20 I am partly in agreement with Norman Holland here, when he argues that readers internalize literature according to their own individual psychology. See Holland's “Unity Identity Text Self,” PMLA, 90 (1975), 813-22, and Poems in Persons (New York: Norton, 1973). However, two important qualifications need to be made. The first point Holland himself somewhat reluctantly makes—that educated readers bring to bear on a poem a past that is not merely infantile; it is also a past that is adult and, most important, verbal. The second point has to do with the usefulness of Holland's method. Here one has to differentiate both between the naive and the sophisticated and between readers and writers. Furthermore, I don't think that Holland's method will be of more than limited use in dealing with complicated critical language. An exclusively psychoanalytic reading of Anatomy of Criticism would be comically reductive. As Northrop Frye has written, “there is always a sense in which criticism is a form of autobiography,” “Expanding Eyes,” Critical Inquiry, 2 (1975), 203. But autobiography, especially if we conceive it as unconscious motivation, will not be sufficient to account for the act of writing criticism.
21 It may be that some of the negative reactions to Stanley Fish's recent work represent defensive responses to its tendency to exaggerate New Critical method. His close readings intensify irony to the point where our sense of formal coherence may be undermined.
22 A more accurate analogy might be made between a novelist's characters and the recurrent character in criticism—the normative reader. Asking whether the normative reader is a fiction will not help us here. Whether we approve of him or not, he exists in thousands of scholarly essays. Moreover, he has undergone more purgative journeys than any single character in fiction. We need rather to determine what psychological and verbal function the normative reader serves.
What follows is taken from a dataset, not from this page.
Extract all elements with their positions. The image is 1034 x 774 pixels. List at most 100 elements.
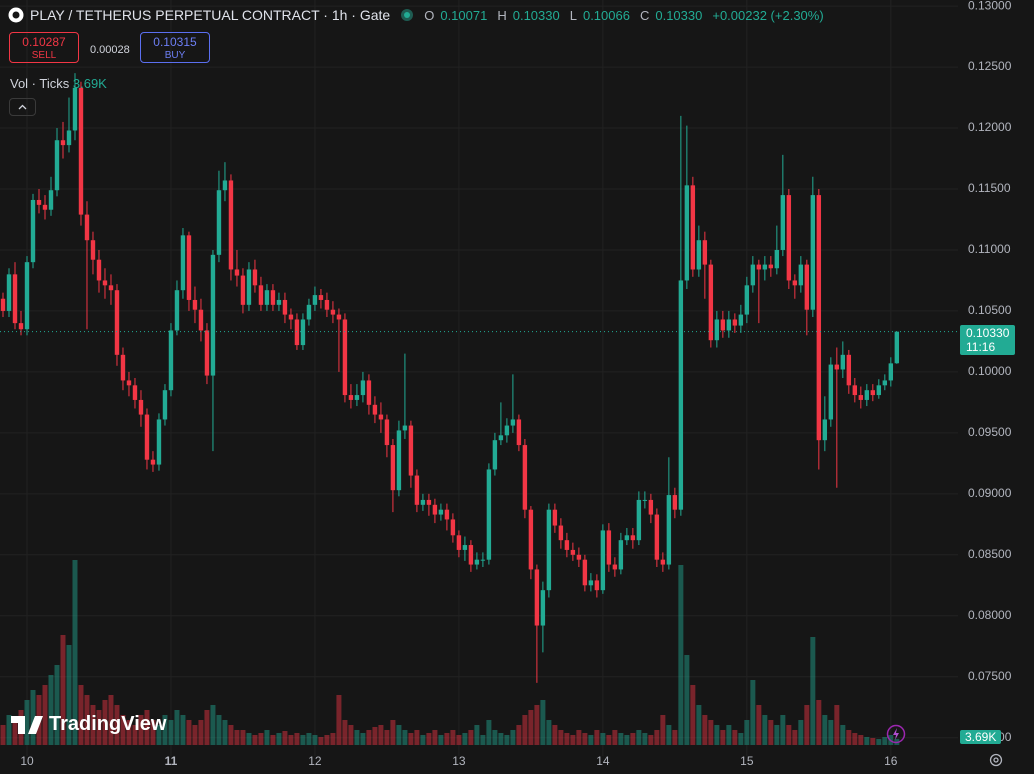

23 The Unmediated Vision (1954; rpt. New York: Harcourt, 1966), p. v. These attitudes become more explicit, though still filtered through an irony that is alternately anxious and playful, in “The Interpreter: A Self-Analysis,” the opening essay in Hartman's The Fate of Reading (Chicago: Univ. of Chicago Press, 1975): “The ‘unmediated vision’ I sought then, seems, in retrospect, not a solution but a form of heroism. ... I wrote because I was too alive and unwilling to die even symbolically. ... I was wrong, certainly, in thinking that . . . the artist's only ‘text’ was nature, the body, consciousness” (p. 4).
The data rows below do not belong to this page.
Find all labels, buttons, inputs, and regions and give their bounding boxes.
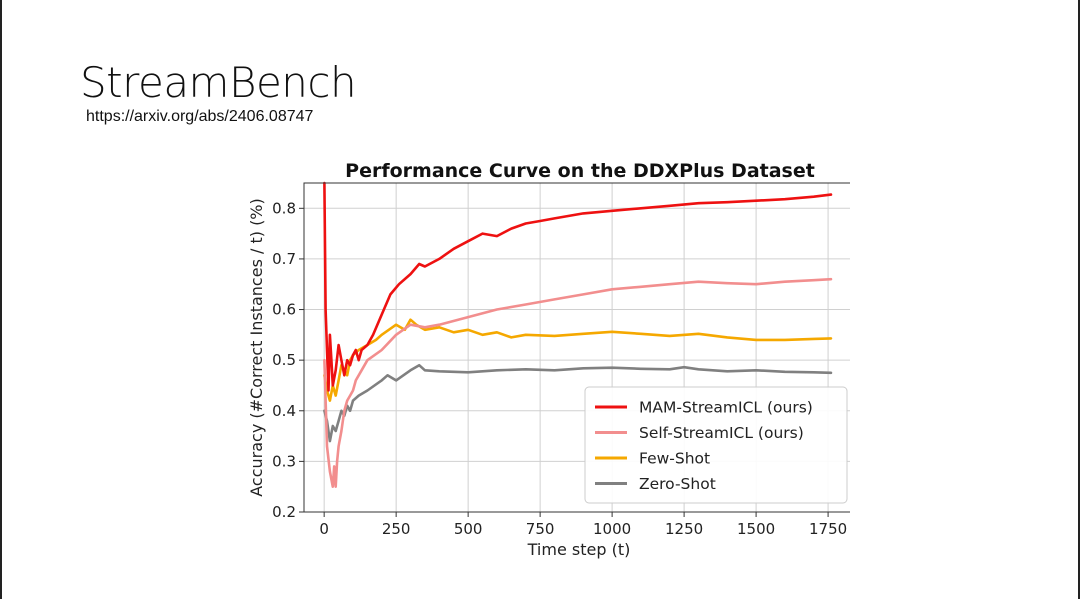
axes: 0 250 500 750 1000 1250 1500 1750 0.2 0.3 0.4 0.5 0.… (272, 199, 847, 538)
x-tick-label: 500 (454, 520, 483, 538)
series-line-zero-shot (323, 363, 833, 443)
y-tick-label: 0.8 (272, 199, 296, 217)
y-tick-label: 0.3 (272, 452, 296, 470)
series-lines (323, 181, 833, 489)
legend-label: Zero-Shot (639, 475, 716, 493)
x-tick-label: 1750 (809, 520, 847, 538)
x-tick-label: 1500 (737, 520, 775, 538)
legend-label: Few-Shot (639, 450, 710, 468)
legend-label: Self-StreamICL (ours) (639, 424, 804, 442)
y-tick-label: 0.4 (272, 402, 296, 420)
series-line-self-streamicl-ours (323, 277, 833, 489)
y-tick-label: 0.2 (272, 503, 296, 521)
y-tick-label: 0.6 (272, 301, 296, 319)
y-axis-label: Accuracy (#Correct Instances / t) (%) (247, 198, 266, 497)
x-tick-label: 1000 (593, 520, 631, 538)
chart-container: Performance Curve on the DDXPlus Dataset… (240, 150, 855, 560)
series-line-mam-streamicl-ours (323, 181, 833, 392)
left-frame-edge (0, 0, 2, 599)
legend: MAM-StreamICL (ours) Self-StreamICL (ours… (584, 386, 848, 504)
y-tick-label: 0.7 (272, 250, 296, 268)
x-tick-label: 250 (382, 520, 411, 538)
legend-label: MAM-StreamICL (ours) (639, 399, 813, 417)
slide-title: StreamBench (80, 58, 357, 107)
right-frame-edge (1078, 0, 1080, 599)
y-tick-label: 0.5 (272, 351, 296, 369)
legend-box (584, 386, 848, 504)
x-axis-label: Time step (t) (527, 540, 631, 559)
slide-subtitle-link[interactable]: https://arxiv.org/abs/2406.08747 (86, 108, 314, 125)
performance-chart: Performance Curve on the DDXPlus Dataset… (247, 160, 855, 559)
x-tick-label: 0 (319, 520, 329, 538)
chart-title: Performance Curve on the DDXPlus Dataset (345, 160, 815, 182)
x-tick-label: 1250 (665, 520, 703, 538)
x-tick-label: 750 (526, 520, 555, 538)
24 For Marx, trans. Ben Brewster (New York: Pantheon, 1969), p. 14.
25 The Disappearance of God (1963; rpt. Cambridge, Mass.: Harvard Univ. Press, 1976).
26 Riddel Joseph N., “A Miller's Tale,” Diacritics, 5, No. 3 (1975), 61. Riddel's essay was written in response to Miller's review of Riddel's The Inverted Bell (Baton Rouge: Louisiana State Univ. Press, 1974). To trace the self-reflexive ironies in their interchange would require a third essay. Two examples that will not suffer too much from the loss of context will suffice. Riddel observes that when Miller faults him for trying to “dissolve the difference between poetic and discursive texts” he is faulting something his “own earlier criticism used to insist upon.” That is true enough, but Miller is also one of the few critics who would be willing to admit that kind of irony. On the other hand, neither critic could win the argument about who has truthfully adapted Derrida. The issue, in both cases, is a resistance to Derrida's mercilessly involuted style.
I offer these examples because they suggest that a careful study of the masks of academic reviewing is long overdue. A good deal of what passes in book reviews for objective evaluation is often unconscious self-promotion.
27 Miller J. Hillis, “Deconstructing the Deconstructors,” Diacritics, 5, No. 2 (1975), 31. This is Miller's review of Riddel.
28 See the “Polemical Introduction” to Anatomy of Criticism.